Purpose was the be all and end all and Mark, usually the inspiring optimist, struggled to find Moon Base Armstrong’s raison d’être. There was nothing but hardscrabble odiferous survival. There were temperature swings and smells that differed section to section. There were warm and cold sections — and offending odors everywhere. It stank in this moon base. He remembered gagging when getting a whiff of the Agriculture Pod.

Yeah, let’s use our daily human excrement and mix it with lunar soil and our precious water. Then let’s seal the pod, increase the heat and humidity, and pump in CO2. Then we keep the pod at 720 Torr so it’s contained, damp, and fertile. He shook his head and remembered fixing the Agriculture Pod mulcher. Nothing ever smelled so bad. His eyes watered for days.

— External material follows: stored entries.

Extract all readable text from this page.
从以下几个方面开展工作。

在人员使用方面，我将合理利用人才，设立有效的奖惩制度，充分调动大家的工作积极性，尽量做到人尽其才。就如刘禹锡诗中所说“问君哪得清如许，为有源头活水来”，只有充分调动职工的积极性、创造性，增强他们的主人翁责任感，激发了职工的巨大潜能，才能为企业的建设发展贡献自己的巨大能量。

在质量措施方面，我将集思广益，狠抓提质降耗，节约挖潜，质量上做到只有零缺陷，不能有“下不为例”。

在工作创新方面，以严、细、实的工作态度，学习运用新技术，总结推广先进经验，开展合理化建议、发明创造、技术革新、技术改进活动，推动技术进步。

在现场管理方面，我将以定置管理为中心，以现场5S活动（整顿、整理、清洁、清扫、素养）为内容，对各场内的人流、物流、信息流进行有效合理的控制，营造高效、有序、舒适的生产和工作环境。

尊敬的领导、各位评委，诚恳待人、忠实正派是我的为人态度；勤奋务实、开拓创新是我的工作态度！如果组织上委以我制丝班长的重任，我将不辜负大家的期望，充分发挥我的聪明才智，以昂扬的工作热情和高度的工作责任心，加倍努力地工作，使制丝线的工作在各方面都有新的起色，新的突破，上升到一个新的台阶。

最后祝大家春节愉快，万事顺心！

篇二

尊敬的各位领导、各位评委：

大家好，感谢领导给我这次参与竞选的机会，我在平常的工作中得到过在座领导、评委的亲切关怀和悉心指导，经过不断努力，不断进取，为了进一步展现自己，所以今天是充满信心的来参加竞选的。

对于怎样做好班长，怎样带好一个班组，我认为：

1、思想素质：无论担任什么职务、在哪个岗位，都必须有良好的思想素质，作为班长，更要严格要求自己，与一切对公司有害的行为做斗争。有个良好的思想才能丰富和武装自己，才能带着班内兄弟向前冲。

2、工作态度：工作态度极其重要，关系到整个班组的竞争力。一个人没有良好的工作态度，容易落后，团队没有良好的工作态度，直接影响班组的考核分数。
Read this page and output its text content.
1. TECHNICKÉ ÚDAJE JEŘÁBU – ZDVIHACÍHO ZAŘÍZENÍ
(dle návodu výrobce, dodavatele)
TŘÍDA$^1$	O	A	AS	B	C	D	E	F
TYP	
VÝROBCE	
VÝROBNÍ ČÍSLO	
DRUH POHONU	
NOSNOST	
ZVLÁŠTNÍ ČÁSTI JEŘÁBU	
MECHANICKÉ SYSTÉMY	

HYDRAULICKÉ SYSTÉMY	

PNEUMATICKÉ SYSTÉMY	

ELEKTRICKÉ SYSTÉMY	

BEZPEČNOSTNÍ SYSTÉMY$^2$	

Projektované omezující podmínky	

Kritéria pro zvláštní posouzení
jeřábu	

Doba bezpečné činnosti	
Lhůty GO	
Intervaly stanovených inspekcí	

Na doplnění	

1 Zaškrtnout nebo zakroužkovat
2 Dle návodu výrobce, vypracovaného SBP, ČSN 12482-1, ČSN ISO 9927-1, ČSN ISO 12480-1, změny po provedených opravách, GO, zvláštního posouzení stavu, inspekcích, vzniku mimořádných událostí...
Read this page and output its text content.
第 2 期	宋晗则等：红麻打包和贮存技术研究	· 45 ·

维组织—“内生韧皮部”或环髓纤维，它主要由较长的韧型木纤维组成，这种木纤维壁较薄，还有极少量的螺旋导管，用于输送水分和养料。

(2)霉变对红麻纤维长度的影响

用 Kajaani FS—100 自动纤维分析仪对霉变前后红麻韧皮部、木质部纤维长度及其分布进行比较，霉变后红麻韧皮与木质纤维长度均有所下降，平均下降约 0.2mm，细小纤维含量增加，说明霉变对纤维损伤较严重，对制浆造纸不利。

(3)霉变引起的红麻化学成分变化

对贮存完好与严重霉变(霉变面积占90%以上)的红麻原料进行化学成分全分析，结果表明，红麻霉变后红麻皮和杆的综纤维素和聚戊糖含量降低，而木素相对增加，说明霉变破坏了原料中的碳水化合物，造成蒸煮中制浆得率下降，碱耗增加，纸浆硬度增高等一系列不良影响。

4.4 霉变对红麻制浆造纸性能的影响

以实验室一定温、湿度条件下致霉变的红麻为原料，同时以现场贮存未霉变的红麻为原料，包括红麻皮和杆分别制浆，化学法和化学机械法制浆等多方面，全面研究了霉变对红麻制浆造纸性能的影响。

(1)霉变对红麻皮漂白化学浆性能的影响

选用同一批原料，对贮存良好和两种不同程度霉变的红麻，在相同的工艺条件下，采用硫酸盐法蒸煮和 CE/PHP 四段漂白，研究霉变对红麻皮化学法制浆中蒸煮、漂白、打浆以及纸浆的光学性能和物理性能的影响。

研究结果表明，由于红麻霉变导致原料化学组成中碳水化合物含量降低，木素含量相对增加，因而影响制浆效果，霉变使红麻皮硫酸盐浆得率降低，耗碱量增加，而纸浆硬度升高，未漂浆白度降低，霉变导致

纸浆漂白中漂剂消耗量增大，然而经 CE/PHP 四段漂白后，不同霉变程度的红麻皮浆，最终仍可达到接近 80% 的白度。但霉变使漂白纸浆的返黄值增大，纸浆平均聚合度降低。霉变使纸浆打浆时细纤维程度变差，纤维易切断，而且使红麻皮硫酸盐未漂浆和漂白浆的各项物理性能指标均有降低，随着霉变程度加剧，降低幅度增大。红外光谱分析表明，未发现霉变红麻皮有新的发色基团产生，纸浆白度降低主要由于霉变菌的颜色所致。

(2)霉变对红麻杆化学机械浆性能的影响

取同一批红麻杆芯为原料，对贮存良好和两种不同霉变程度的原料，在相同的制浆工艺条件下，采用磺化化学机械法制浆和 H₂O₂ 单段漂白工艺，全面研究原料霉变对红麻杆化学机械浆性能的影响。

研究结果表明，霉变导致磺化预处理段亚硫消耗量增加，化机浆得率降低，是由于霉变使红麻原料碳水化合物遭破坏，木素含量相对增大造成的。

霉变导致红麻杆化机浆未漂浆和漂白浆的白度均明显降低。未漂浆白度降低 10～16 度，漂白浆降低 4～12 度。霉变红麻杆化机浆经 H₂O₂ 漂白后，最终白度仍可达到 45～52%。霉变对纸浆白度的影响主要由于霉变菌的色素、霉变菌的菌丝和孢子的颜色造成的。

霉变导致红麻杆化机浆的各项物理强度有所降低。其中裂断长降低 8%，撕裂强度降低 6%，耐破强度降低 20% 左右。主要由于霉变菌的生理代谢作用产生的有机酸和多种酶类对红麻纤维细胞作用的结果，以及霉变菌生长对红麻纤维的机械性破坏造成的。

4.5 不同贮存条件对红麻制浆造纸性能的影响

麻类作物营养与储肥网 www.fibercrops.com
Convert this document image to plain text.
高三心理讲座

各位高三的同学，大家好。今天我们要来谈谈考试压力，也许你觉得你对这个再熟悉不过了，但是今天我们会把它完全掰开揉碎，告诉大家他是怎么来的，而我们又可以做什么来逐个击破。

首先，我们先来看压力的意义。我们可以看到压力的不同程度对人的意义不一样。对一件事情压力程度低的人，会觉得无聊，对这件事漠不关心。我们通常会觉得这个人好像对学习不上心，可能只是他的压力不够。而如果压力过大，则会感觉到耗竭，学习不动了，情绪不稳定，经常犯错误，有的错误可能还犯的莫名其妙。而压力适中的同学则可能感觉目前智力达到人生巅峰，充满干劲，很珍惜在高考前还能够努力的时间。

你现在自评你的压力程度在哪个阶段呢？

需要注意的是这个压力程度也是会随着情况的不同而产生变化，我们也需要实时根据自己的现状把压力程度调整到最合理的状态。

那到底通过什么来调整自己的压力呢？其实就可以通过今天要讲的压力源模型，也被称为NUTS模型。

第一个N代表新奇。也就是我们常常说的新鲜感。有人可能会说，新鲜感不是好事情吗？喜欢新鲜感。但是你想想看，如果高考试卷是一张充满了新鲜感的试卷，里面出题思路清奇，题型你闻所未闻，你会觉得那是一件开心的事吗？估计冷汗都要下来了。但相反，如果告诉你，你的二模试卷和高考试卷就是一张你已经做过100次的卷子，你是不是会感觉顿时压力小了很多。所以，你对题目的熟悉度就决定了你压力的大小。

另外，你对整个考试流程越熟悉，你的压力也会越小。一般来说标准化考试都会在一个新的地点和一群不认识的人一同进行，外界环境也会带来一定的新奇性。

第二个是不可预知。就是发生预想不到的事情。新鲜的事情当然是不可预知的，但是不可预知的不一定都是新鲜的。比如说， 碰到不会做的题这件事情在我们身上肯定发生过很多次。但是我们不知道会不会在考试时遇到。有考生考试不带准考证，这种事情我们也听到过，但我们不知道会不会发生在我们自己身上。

He looked again at the ugly interior. It was a stark reality. There were no animals, grass, trees, or blue sky on the moon. If all that’s gone, what’s our purpose? He sighed. Is it only us? The only animals here are humans. No dogs, cats, hamsters… nothing. It’s only people that make this moon base worth anything. We preserve our culture and history… for what? He’d fought, like the others, for weeks believing the earth survived. Now he felt gloom descend and realized more would be like Chuck; they’d give up and become destructive.

Mark stood up with such speed he had to stop himself from bouncing off the ceiling. I need to see my friend. He moved to the hub — the Nexus — and bounded to the University Pod. The University Pod was another renamed part of Moon Base Armstrong. It wasn’t a pod at all, but a small computer server room also used for archival storage.

After the catastrophe came the realization that, whatever was in archival storage, was their only source of knowledge, history, and culture. A week ago, Director Collier renamed the small room the University Pod the same time she renamed the Prototype Pod the Manufacturing Pod. Mark knew what Director Collier was doing. The director was nudging the base’s inhabitants to view themselves as a self-sustaining community. Mark knew as well as anyone they were a long way from self-sustaining.